Majority of the entire membership. In some cases, permitting a question to be decided by a majority of the entire membership is just as protective of the rights of individuals as deciding that question by a two-thirds vote. Sometimes this threshold is used as an alternative to a two-thirds vote in matters for which no previous notice has been given.
Plurality. A plurality vote is the most votes cast for any choice in a field of three or more. The candidate or option receiving the most votes in such a situation has a plurality. A plurality isn’t necessarily a majority; try to avoid it, because it can designate a winner that the majority of the members oppose.
According to Robert’s Rules, when a ballot has more than two choices, balloting must continue until one choice achieves a majority. If reballoting isn’t practical, such as when conducting a vote by mail, you really need to use some form of preferential voting. A plurality never elects unless your bylaws authorize it.
Cumulative voting. Some types of organizations, especially ones prone to factionalism, want to ensure that minority factions can achieve at least minimal representation on boards and committees. This aim is accomplished through cumulative voting.
Using this approach, when several seats are to be filled, as on a board, each member may cast as many votes as there are seats to be filled; votes may be cast in any combination and for any number of candidates.
Handling tie votes
Because a tie vote isn’t a majority, if your motion requires a majority vote, the motion is lost if it receives a tie vote. Therefore, a tie vote is as much of a decision as a majority vote in opposition.
If the vote is by ballot, the presiding officer votes with everybody else, and a tie vote is either a lost motion or a failed election. If you’re electing an officer, you must reballot until someone receives a majority.
However, if the vote is by voice, by rising, or by counted vote, the presiding officer properly casts a vote only after the results are known and if he wants his vote to affect the outcome.
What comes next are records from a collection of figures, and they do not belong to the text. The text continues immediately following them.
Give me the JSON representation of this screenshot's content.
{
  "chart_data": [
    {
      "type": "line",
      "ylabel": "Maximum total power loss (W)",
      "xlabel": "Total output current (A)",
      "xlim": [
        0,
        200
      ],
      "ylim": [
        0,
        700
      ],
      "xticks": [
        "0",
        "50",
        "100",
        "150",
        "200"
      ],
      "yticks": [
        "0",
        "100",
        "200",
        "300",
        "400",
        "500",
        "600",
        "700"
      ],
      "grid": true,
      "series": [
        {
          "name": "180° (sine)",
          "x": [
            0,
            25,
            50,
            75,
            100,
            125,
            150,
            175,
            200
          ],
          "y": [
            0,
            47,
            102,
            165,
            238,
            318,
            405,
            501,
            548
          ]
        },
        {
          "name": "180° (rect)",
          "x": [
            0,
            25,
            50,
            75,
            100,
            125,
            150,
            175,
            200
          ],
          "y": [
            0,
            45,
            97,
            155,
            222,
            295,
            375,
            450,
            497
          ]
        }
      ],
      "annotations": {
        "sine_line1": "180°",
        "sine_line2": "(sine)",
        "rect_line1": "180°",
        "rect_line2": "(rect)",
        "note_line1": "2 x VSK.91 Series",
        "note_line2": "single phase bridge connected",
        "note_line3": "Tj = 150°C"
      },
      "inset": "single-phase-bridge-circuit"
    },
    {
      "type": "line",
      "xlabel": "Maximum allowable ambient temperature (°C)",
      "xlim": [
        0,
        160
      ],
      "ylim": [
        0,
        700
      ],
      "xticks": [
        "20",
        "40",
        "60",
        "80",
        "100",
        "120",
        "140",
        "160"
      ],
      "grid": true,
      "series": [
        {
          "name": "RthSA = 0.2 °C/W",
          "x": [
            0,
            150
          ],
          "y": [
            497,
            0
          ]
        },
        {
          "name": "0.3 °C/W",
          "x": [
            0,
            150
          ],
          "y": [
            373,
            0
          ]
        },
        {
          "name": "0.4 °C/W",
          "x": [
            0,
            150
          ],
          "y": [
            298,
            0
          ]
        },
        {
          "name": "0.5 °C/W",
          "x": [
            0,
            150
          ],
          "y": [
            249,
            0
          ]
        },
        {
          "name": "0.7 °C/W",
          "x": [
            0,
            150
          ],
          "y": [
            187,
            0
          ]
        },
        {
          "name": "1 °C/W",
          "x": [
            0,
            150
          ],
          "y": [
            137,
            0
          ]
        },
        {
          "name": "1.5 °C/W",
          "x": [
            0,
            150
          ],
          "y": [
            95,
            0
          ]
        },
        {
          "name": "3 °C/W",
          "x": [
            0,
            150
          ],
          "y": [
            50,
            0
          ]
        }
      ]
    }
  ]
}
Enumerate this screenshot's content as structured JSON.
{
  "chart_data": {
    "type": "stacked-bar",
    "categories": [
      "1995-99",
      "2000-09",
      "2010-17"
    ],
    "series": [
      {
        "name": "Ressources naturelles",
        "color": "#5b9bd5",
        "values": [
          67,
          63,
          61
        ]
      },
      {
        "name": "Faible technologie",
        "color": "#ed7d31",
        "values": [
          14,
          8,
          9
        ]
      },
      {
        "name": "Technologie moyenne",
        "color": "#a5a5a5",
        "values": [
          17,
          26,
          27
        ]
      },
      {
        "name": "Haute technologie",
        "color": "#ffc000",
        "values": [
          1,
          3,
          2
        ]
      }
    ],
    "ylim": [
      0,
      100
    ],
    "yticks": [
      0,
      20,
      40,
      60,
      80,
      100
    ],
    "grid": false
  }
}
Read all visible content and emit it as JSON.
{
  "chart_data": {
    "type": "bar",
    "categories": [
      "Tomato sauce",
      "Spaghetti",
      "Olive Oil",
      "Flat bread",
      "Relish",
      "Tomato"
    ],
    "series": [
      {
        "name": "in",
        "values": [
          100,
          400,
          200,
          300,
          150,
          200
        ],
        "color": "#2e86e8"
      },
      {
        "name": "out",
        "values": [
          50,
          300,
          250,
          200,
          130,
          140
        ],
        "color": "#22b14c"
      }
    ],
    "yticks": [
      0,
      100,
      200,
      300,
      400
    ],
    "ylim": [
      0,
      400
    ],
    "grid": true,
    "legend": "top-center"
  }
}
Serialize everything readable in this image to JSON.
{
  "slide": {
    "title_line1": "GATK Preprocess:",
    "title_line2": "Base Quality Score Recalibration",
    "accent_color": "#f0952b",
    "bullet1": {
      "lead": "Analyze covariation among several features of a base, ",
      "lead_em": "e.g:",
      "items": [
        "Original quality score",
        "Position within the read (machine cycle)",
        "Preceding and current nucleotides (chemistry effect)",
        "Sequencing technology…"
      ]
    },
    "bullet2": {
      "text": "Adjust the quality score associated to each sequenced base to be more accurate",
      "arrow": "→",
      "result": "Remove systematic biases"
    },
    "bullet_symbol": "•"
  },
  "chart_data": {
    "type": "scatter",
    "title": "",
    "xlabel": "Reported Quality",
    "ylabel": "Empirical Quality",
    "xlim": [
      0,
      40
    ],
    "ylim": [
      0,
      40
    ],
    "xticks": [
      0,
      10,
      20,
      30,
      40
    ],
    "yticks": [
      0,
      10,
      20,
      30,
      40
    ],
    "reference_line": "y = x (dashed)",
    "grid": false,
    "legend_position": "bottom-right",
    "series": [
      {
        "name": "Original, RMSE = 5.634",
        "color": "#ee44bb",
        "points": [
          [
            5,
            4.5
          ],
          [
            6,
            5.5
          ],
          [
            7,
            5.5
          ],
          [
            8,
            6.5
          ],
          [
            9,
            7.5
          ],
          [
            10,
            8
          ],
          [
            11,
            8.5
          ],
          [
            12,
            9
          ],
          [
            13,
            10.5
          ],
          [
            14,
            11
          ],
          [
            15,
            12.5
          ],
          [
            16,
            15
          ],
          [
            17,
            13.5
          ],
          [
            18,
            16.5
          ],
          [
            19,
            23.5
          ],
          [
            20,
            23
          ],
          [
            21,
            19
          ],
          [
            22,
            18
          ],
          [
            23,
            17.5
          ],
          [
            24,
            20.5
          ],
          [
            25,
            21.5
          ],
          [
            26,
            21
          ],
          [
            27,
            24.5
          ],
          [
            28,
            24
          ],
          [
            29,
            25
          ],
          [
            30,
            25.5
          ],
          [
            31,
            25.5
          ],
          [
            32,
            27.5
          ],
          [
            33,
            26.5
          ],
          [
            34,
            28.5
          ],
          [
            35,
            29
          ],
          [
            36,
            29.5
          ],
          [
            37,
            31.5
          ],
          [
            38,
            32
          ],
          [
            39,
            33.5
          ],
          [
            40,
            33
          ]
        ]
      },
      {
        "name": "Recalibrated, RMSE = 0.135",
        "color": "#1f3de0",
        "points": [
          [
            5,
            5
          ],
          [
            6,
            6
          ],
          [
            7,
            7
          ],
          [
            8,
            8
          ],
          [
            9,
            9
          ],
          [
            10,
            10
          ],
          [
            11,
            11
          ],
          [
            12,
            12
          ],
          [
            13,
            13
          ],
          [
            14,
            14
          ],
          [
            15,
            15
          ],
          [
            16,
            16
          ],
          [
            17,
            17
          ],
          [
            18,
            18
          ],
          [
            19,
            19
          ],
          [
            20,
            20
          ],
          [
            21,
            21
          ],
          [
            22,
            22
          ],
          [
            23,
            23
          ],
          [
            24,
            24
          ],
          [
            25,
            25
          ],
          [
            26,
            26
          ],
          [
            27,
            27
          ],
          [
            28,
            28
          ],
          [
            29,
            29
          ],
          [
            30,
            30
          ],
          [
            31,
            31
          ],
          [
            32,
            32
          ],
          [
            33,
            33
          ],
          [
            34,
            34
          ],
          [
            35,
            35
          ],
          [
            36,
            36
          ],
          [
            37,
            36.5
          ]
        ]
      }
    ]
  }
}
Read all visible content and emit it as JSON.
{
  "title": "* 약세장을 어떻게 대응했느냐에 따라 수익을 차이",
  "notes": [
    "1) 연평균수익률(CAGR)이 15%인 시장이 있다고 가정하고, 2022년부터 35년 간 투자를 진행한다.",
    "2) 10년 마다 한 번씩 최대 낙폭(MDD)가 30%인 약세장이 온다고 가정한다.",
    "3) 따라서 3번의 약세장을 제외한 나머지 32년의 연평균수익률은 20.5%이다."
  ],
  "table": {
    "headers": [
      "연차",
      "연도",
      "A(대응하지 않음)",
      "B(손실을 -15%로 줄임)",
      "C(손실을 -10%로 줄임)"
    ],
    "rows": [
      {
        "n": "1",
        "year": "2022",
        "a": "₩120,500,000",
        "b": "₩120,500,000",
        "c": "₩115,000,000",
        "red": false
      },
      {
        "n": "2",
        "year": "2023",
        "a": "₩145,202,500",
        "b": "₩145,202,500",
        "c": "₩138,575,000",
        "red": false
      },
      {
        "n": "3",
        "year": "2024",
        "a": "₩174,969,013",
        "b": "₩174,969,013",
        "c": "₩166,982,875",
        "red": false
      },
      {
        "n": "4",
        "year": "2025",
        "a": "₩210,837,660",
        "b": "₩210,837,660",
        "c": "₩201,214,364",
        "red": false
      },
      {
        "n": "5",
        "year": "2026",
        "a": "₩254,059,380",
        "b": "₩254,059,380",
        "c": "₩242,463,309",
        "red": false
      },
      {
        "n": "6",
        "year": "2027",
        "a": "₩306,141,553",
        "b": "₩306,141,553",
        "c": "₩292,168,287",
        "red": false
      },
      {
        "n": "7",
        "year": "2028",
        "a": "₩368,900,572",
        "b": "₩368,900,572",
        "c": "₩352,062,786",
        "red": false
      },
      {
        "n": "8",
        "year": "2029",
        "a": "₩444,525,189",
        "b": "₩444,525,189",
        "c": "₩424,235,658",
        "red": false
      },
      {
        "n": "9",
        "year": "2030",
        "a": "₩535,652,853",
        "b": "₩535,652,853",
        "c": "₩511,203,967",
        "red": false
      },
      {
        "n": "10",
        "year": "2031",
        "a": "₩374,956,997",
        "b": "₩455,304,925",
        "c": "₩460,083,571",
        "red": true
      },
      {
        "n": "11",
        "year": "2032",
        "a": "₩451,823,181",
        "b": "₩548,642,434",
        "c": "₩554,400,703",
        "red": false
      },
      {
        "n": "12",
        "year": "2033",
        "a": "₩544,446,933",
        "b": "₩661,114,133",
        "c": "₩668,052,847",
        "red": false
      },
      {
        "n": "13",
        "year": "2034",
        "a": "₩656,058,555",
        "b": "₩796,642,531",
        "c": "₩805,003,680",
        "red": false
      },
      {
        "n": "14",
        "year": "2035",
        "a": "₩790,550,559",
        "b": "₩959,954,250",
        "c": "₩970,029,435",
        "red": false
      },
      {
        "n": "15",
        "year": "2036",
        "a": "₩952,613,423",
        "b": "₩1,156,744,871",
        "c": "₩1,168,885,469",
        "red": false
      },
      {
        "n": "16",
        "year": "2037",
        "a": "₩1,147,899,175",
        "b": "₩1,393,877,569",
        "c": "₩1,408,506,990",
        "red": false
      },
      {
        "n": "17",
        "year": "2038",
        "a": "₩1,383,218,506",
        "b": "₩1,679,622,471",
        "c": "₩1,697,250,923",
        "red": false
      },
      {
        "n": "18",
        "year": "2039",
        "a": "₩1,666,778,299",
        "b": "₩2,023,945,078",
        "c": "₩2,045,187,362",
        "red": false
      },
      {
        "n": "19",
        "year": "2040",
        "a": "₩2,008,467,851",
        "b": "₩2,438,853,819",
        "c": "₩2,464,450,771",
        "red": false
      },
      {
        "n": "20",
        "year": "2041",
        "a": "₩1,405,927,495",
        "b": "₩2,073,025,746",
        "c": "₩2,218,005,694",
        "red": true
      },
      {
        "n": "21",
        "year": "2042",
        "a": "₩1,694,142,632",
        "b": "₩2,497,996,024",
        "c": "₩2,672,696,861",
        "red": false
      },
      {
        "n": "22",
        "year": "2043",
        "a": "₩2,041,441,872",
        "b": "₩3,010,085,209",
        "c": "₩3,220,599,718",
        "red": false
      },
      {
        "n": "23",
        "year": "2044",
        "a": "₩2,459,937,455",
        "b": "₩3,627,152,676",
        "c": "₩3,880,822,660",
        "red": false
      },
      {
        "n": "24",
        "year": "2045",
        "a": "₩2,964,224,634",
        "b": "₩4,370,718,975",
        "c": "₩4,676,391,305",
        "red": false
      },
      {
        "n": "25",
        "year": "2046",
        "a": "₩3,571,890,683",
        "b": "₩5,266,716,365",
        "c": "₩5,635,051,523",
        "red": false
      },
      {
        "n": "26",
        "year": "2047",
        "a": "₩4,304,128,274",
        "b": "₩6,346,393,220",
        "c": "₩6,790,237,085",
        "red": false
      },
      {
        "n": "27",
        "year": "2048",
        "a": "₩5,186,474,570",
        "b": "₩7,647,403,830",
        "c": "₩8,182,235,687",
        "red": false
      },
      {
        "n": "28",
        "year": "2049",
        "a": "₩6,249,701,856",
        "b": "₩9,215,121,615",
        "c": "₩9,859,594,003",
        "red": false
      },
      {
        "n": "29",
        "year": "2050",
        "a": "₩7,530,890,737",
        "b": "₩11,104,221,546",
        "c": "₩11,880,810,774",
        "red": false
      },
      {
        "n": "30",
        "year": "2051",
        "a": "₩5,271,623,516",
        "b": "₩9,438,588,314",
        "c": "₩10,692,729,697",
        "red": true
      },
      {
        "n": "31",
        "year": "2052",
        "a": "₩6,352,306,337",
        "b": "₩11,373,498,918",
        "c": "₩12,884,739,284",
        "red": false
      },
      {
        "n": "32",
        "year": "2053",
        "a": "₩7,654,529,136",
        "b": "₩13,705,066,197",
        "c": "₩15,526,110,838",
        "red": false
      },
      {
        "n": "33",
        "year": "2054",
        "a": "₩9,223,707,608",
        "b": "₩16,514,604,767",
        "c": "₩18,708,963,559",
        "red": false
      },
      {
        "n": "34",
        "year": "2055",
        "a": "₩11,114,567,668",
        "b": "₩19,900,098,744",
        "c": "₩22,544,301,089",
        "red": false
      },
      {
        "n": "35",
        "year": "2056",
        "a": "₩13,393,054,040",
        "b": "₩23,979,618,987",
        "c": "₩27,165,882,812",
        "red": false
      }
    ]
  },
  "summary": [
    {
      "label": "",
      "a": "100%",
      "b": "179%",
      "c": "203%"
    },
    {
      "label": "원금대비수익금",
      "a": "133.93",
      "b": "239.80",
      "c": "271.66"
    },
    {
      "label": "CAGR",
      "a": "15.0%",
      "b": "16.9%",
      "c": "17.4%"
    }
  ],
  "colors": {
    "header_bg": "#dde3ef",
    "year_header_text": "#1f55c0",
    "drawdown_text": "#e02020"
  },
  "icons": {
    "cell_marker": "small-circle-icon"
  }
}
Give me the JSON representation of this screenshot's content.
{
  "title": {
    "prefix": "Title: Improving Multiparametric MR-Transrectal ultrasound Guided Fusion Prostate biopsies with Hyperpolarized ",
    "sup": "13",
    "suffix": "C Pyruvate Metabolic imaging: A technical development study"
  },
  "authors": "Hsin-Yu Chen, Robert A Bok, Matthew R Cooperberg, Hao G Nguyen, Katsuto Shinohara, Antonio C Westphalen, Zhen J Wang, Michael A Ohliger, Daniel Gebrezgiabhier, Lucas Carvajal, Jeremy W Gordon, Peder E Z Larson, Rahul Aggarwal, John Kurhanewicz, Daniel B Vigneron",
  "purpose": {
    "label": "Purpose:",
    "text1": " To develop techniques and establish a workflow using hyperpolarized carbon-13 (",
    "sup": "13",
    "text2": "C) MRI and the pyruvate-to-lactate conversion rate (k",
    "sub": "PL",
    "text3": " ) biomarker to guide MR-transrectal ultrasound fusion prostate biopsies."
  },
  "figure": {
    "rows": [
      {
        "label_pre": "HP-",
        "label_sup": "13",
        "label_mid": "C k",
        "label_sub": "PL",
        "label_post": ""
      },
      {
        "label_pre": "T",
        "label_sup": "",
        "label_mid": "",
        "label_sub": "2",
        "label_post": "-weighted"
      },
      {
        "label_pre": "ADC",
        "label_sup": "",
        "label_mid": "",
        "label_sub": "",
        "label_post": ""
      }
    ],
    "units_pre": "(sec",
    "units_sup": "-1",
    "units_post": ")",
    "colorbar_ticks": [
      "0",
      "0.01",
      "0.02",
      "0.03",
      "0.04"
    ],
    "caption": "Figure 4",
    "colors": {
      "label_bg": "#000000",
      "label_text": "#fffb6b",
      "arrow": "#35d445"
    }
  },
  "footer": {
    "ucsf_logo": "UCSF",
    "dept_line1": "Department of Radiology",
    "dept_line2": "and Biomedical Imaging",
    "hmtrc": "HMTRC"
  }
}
However, if he doesn’t want to change the outcome, the presiding officer shouldn’t vote at all; by reserving his vote, he preserves the appearance of impartiality while presiding.
Challenging a vote
If you want to challenge a vote (not the same as challenging the action you voted on), you generally have to be fast. Any motion to challenge the conduct of the vote has to be initiated before any debate on business has started. Several options are available when the time is right.
Calling for a division of the assembly. This is the ground-level challenge. You hear the ayes and the nays, and you don’t think there was any way to discern the winner from your group’s utterance. So you call for a division, which is the chairman’s cue to conduct a rising vote (or a show of hands in a small group). You don’t even need to get recognized.
Retaking the vote by another method. Asking the chairman or the assembly to order a counted vote may produce a different result. The goal is to determine without doubt the will of the assembly. Timely action is required.
Recounting the vote. The membership can order a recount as late as the next regular session of the assembly (as long as it hasn’t been so long as to constitute a quarterly time interval).